Le dollar américain s’est renforcé face au yen japonais pour une quatrième séance consécutive mercredi, soutenu par la reprise des hostilités au Moyen-Orient. Une nouvelle série de frappes américaines en Iran, en réponse à de supposées attaques de Téhéran contre des navires près du détroit d’Ormuz plus tôt dans la semaine, a pesé sur l’appétit pour le risque et alimenté la demande pour la devise refuge. Malgré tout, l’USD/JPY a peiné à franchir les sommets de la semaine dernière, la paire évoluant à 162,26 après un échec à proximité de 162,40.
Le yen a également subi des pressions après les déclarations de Toichiro Asada, membre du comité de politique monétaire de la Banque du Japon, indiquant qu’il souhaite des preuves d’une inflation tirée par la demande avant de soutenir des hausses de taux. Sur le plan technique, les acheteurs ont été repoussés autour du plus haut de lundi près de 162,40, tandis que le RSI (14) s’est replié vers une zone neutre depuis des niveaux de surachat et que le MACD est resté légèrement positif. La résistance se situe à 162,41, plus haut du 6 juin, qui bloque une progression vers le sommet de 40 ans à 162,85, puis 162,84 ; un support est identifié vers 161,70 et, en dessous, à 160,50, niveau qui a tenu la semaine dernière.
Facteurs de la force de l’USD/JPY et divergence de politique monétaire
Avec un dollar américain soutenu par les tensions géopolitiques et une Banque du Japon hésitante, nous anticipons la poursuite des pressions haussières sur l’USD/JPY. La divergence nette de politique monétaire — la Fed campant sur une ligne ferme tandis que la BoJ demeure accommodante — constitue le principal moteur. Les intervenants sur les dérivés devraient se positionner en faveur de la prolongation de cette tendance dans les prochaines semaines.
Pour étayer ce scénario, le dernier indice des prix à la consommation (CPI) américain de juin 2026 s’est établi à 3,5%, légèrement au-dessus des 3,4% attendus, maintenant la Réserve fédérale sur une trajectoire restrictive. À l’inverse, le PIB final du T1 2026 au Japon a été révisé en baisse à -0,2%, offrant aux membres les plus accommodants de la BoJ un argument solide pour repousser toute hausse de taux. L’élargissement de l’écart de taux d’intérêt rend la détention de dollars plus attractive que celle de yens.

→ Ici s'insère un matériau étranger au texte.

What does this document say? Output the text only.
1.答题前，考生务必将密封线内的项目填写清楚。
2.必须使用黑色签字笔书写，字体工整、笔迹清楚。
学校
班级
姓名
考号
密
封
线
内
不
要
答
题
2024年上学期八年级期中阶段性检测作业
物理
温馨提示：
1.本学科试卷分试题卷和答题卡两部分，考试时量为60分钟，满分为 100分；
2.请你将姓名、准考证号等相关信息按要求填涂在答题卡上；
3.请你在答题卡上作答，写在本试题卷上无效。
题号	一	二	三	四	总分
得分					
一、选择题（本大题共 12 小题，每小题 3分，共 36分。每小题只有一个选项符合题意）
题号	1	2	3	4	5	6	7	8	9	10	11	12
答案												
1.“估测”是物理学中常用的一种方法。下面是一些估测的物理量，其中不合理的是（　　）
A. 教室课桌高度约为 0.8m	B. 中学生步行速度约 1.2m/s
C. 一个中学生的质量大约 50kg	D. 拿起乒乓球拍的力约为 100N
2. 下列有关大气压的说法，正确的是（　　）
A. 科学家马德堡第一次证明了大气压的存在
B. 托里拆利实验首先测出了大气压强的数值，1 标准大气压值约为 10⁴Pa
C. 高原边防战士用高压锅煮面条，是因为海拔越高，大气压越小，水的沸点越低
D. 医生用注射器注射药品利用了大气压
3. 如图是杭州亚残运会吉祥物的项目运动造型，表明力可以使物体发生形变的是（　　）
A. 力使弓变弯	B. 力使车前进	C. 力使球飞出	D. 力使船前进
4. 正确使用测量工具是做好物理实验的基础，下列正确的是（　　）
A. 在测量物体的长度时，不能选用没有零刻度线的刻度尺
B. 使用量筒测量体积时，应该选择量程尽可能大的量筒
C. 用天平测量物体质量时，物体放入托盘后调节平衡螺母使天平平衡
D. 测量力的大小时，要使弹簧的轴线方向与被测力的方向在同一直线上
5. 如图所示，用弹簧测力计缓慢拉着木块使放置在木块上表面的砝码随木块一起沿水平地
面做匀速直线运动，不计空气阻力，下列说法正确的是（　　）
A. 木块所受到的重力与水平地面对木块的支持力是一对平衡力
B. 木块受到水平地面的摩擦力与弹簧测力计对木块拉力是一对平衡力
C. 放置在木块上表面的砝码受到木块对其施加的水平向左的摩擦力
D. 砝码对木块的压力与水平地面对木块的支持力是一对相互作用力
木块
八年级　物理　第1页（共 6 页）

Stratégies sur dérivés et considérations de risque
Compte tenu de la dynamique haussière marquée, nous privilégions l’achat d’options d’achat (calls) avec des prix d’exercice au-dessus de la résistance immédiate à 162,40. Un mouvement vers le plus haut pluri-décennal de 162,85 apparaît de plus en plus probable. Ces calls offrent un moyen simple de profiter d’une rupture au-delà des récents sommets.
Pour une approche plus prudente, il est possible d’envisager la vente d’options de vente (puts) hors de la monnaie. Vendre des puts avec des prix d’exercice sous les supports clés à 161,70 ou 160,50 permet d’encaisser une prime. Cette stratégie reste rentable tant que la paire ne subit pas une correction brutale au cours des prochaines semaines.
Il faut toutefois rester attentif au risque d’intervention des autorités japonaises. Historiquement, le ministère des Finances est intervenu pour soutenir le yen, comme lors des accélérations au-dessus de 160 en avril et mai 2024. Dès lors, recourir à des structures comme les spreads haussiers à base de calls (bull call spreads) peut aider à maîtriser le risque en plafonnant à la fois les gains potentiels et les pertes en cas d’intervention gouvernementale inattendue.